Some problems are not in P. For example, consider this problem:

Problem: HALTING
Instance: A C program A.
Question: Will A ever call exit()?

It isn't known for many problems whether or not they are in P. These are very interesting problems. For example:

Problem: GRAPH-ISOMORPHISM
Instance: Two graphs G and H.
Question: Are G and H isomorphic? (i.e., are they the same shape? Can we relabel the vertices of one to make it identical to the other?)

NP

1. c is data whose encoding is of a size polynomial in that of I (i.e., if I has k bits, then c can have n^k bits where k is a constant.
2. If f(I,c) is True for some value of c then I is in D (i.e., I is a "yes" instance of D).
3. f can be computed by a polynomial time algorithm.

For example, a polynomial proof system for COMPOSITE-NUMBER would go like this:

• c is a positive integer.
• f(I,c) returns True if c is a factor of I (i.e., divides I evenly). This can be done in polynomial time since we can do the modulus integer arithmetic operation in time quadratic in the size of I.

Definition: NP is the class of decision problems for which there exists a polynomial time proof system.

So NP is the class of problems for which we can check proofs of "yes" instances in polynomial time. Note that P is the class of problems for which we can find proofs in polynomial time; we can just let c be empty and use the polynomial time algorithm to yield a trivial polynomial proof system. (NP stands for nondeterministic polynomial time, which refers to an alternate but equivalent definition that, believe it or not, tends to give students more headaches than this one.)

Clearly, COMPOSITE-NUMBER is in NP; we just saw a polynomial proof system for it. This doesn't mean we can solve COMPOSITE-NUMBER in polynomial time, just check proofs for it in polynomial time.

TSP is also in NP. A certificate for TSP would be a path (represented as a sequence of vertices) whose length is at most k. This list of vertices is of polynomial size, being the same size as the set of vertices. It can be checked in polynomial (indeed linear) time by just adding up the relevant weights.

GRAPH-ISOMORPHISM is also in NP. A certificate would be a method of relabelling the vertices. This method can be represented as a sequence of vertices, again, polynomial in the size of the graph. The algorithm to check the certificate simply relabels all the vertices accordingly and sees if both graphs have the same set of edges, a polynomial time operation (we can just sort the edges and compare the sets).

Relationship of P and NP

It is somewhat frustrating to computer scientists that this issue hasn't been put to rest. There are very many problems in NP; if we can show that just one of them isn't also in P, we have proven that P != NP. Also, there is a class of problems we will see later called the NP-complete problems for which one can show that, if just one of them has a polynomial time algorithm, then P = NP.

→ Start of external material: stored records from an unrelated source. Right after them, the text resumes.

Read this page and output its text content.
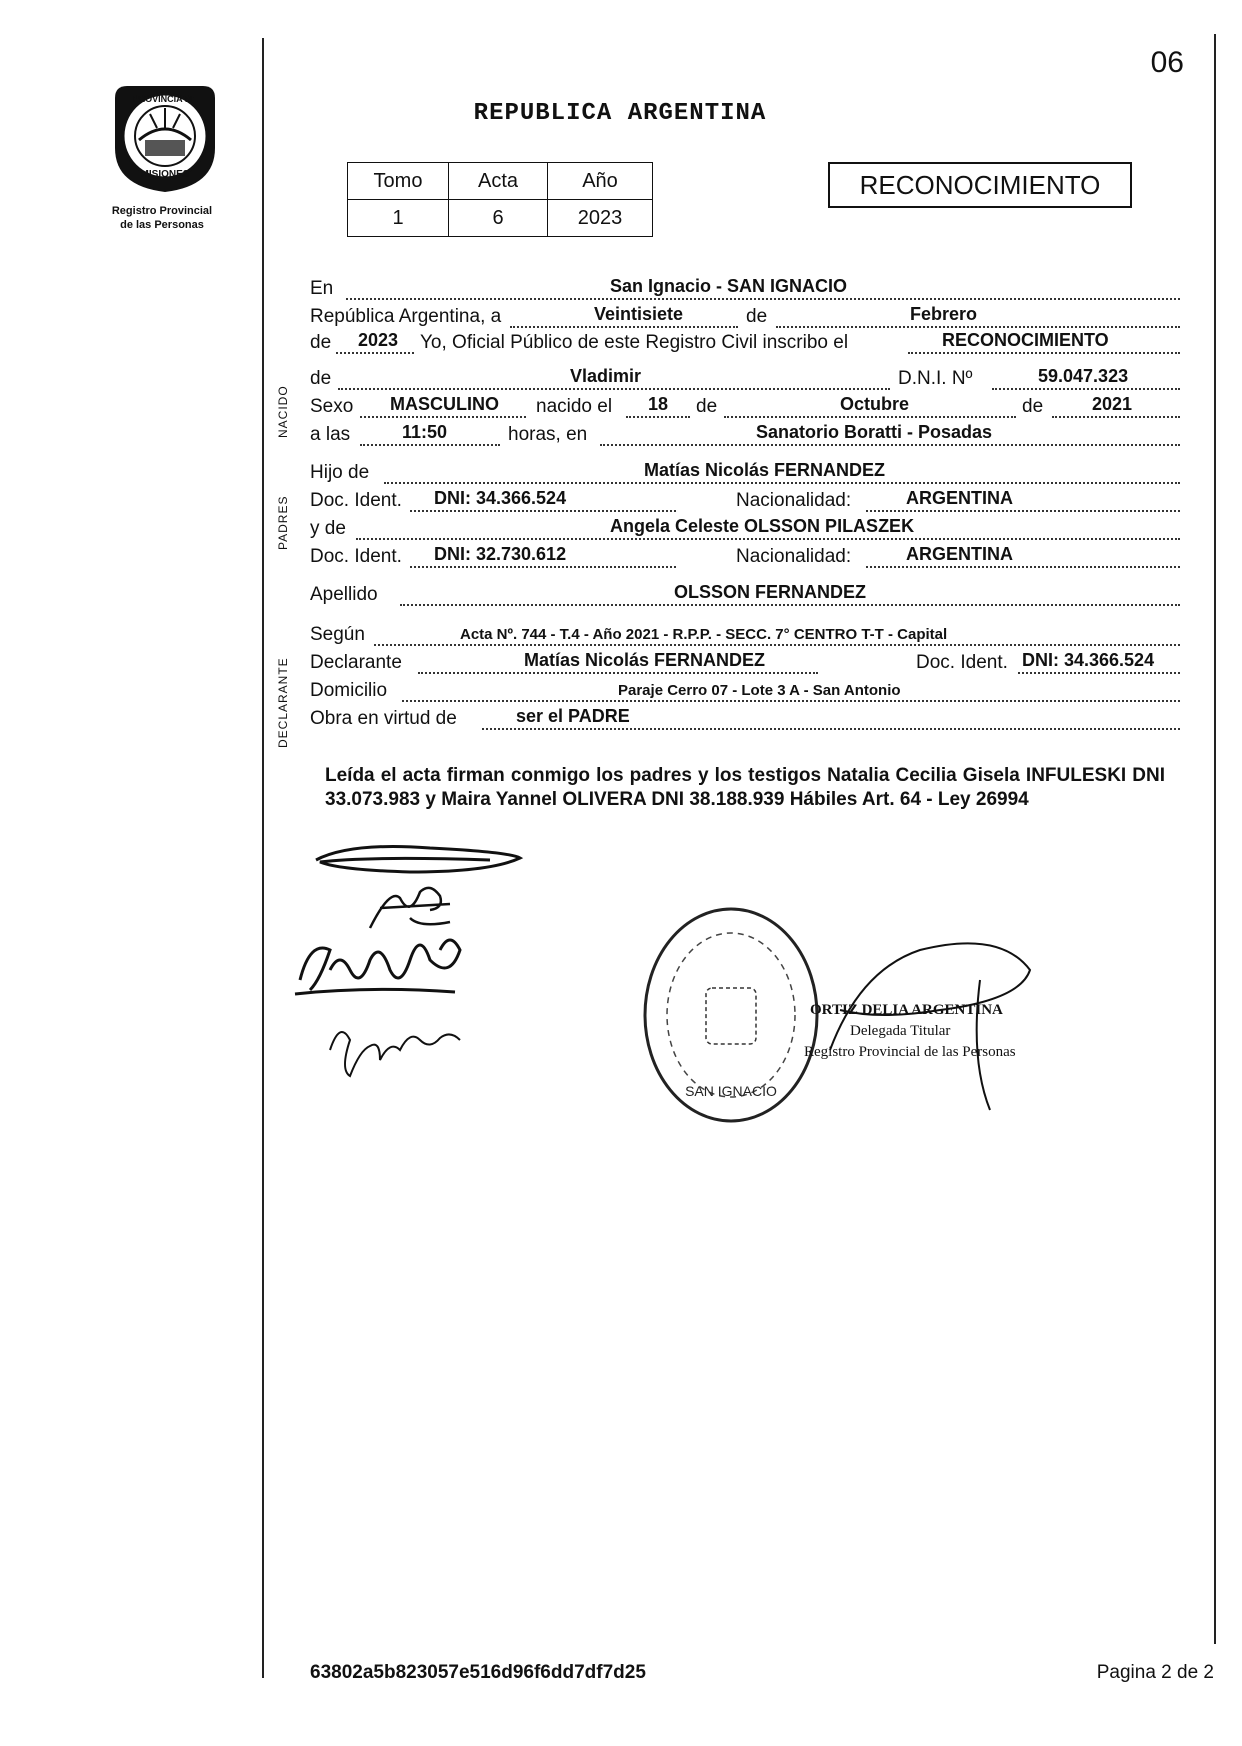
PROVINCIA DE
MISIONES
Registro Provincial
de las Personas
06
REPUBLICA ARGENTINA
Tomo	Acta	Año
1	6	2023
RECONOCIMIENTO
NACIDO
PADRES
DECLARANTE
En	San Ignacio - SAN IGNACIO
República Argentina, a	Veintisiete	de	Febrero
de 2023 Yo, Oficial Público de este Registro Civil inscribo el	RECONOCIMIENTO
de	Vladimir	D.N.I. Nº	59.047.323
Sexo MASCULINO nacido el 18 de	Octubre	de	2021
a las	11:50	horas, en	Sanatorio Boratti - Posadas
Hijo de	Matías Nicolás FERNANDEZ
Doc. Ident. DNI: 34.366.524	Nacionalidad:	ARGENTINA
y de	Angela Celeste OLSSON PILASZEK
Doc. Ident. DNI: 32.730.612	Nacionalidad:	ARGENTINA
Apellido	OLSSON FERNANDEZ
Según	Acta Nº. 744 - T.4 - Año 2021 - R.P.P. - SECC. 7° CENTRO T-T - Capital
Declarante	Matías Nicolás FERNANDEZ	Doc. Ident. DNI: 34.366.524
Domicilio	Paraje Cerro 07 - Lote 3 A - San Antonio
Obra en virtud de	ser el PADRE
Leída el acta firman conmigo los padres y los testigos Natalia Cecilia Gisela INFULESKI DNI 33.073.983 y Maira Yannel OLIVERA DNI 38.188.939 Hábiles Art. 64 - Ley 26994
SAN IGNACIO
ORTIZ DELIA ARGENTINA
Delegada Titular
Registro Provincial de las Personas
63802a5b823057e516d96f6dd7df7d25	Pagina 2 de 2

This question of P ?= NP has important practical consequences; if P = NP, then RSA is in big trouble because all of the sudden we know that its possible to factor large numbers in polynomial time. If P = NP, we know we can find an efficient algorithm to solve the Travelling Salesman Problem, something important in many real world applications. Many other NP problems would also become tractable. If P != NP, then we know that some very important problems just can't be solved efficiently.

The question of whether P ?= NP is (not so arguably) the most important open problem in computer science. There is a self-fulfilling myth that "most computer scientists believe that P != NP," and plenty of circumstantial evidence in the form of "we can prove P != NP if <insert plausible but equally hard to prove assertion here> is true," but as of today no proof.